Aku menunggumu di regency. Menunggumu di agen-agen ekspedisi
yang kurang tidur. Menunggumu di kedai kopi dan jadwal live streaming.
Menunggumu di bandara dan nonton hantu2 beragama.
Menunggumu, sebelum bersedih di pintu rumah sakit
untuk semua kematian siapa, di antara kemanusiaan kita
yang pernah sehat di meja makan keluarga.
Silakan duduk, itu hanger untuk meletakkan identitas
dan semua tanda tanya kepada tahun-tahun yang belum ada.
Juga semua “kenapa” yang sering membuatmu insomnia
di semua malam.
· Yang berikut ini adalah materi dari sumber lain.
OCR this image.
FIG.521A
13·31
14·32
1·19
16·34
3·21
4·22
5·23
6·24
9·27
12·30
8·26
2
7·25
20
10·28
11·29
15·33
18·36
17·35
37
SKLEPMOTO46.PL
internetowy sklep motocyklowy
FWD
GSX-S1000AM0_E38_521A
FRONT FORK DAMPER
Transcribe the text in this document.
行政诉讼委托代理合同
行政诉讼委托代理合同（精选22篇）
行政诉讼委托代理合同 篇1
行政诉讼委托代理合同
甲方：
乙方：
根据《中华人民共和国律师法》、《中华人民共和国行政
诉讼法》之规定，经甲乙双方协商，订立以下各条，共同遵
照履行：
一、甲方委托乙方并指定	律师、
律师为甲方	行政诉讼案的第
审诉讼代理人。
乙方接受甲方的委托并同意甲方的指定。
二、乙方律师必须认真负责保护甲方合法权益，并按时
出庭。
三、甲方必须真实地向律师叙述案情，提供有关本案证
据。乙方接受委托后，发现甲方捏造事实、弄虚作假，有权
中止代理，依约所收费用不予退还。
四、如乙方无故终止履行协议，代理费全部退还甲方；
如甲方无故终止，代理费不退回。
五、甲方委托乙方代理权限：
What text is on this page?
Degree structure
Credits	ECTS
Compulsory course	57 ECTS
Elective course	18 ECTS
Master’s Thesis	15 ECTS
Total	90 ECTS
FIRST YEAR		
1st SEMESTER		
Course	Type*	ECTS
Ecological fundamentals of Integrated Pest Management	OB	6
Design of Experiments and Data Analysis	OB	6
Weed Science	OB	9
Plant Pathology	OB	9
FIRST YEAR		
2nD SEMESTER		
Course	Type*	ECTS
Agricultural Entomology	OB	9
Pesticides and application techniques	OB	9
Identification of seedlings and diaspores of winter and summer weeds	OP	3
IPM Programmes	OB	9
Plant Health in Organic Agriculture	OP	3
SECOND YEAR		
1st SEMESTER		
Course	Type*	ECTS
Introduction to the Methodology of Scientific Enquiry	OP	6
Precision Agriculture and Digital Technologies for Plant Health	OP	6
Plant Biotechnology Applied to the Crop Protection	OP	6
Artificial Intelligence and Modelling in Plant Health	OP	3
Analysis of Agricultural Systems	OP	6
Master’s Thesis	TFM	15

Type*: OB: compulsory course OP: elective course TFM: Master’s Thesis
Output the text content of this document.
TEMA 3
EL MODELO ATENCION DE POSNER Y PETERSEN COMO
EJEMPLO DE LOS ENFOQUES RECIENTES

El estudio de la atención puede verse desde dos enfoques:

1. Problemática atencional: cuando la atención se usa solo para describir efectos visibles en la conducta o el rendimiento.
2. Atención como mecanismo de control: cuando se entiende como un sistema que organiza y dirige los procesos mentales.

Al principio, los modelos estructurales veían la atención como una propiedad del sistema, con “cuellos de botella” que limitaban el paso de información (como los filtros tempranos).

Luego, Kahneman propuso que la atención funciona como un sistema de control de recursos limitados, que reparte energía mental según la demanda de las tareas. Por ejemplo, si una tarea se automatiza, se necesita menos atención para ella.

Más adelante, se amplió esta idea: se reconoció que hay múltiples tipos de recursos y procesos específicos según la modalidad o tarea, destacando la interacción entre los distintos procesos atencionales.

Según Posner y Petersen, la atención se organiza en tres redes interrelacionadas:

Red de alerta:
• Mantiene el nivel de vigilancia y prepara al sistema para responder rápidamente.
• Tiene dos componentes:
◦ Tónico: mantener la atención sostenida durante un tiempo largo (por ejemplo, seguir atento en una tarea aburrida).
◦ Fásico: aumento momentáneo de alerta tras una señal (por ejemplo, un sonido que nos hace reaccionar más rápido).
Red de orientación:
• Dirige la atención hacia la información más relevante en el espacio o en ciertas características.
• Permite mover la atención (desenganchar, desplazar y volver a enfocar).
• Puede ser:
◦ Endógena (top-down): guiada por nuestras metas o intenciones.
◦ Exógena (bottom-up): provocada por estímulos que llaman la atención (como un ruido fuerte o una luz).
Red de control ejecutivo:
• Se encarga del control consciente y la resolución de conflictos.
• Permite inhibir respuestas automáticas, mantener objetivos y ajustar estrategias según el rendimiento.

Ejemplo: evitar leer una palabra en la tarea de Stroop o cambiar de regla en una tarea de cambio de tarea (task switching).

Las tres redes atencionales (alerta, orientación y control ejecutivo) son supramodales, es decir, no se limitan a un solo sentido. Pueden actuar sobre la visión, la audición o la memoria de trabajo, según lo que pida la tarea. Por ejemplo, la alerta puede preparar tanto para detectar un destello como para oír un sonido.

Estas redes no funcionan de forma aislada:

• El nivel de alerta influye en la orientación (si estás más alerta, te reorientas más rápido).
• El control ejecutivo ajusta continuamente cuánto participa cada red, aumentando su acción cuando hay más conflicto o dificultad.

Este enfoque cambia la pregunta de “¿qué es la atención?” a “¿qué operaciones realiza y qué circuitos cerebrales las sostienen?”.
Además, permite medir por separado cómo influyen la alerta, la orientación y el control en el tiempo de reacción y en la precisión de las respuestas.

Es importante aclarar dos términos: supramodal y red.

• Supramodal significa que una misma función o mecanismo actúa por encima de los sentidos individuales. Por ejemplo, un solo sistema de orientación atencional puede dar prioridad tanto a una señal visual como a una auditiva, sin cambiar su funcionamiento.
Mari bicara tentang bagaimana.
Bagaimana menghancurkan kenyataan di mimpi-mimpi buruk kita,
di luar semua kesulitan membeli kuota dan memindai Tuhan.
Apakah saku celanamu masih menyimpan ponsel itu,
untuk semua usaha menyembunyikan atau menggali diri sendiri
dari kesibukan-kesibukan orang lain? Tutup mulut dulu sebentar.
Aku punya stiker-stiker doa dari para peminta sumbangan beragama.
Tidak pernah ada kebahagiaan/penderitaan yang unlimited, bukan?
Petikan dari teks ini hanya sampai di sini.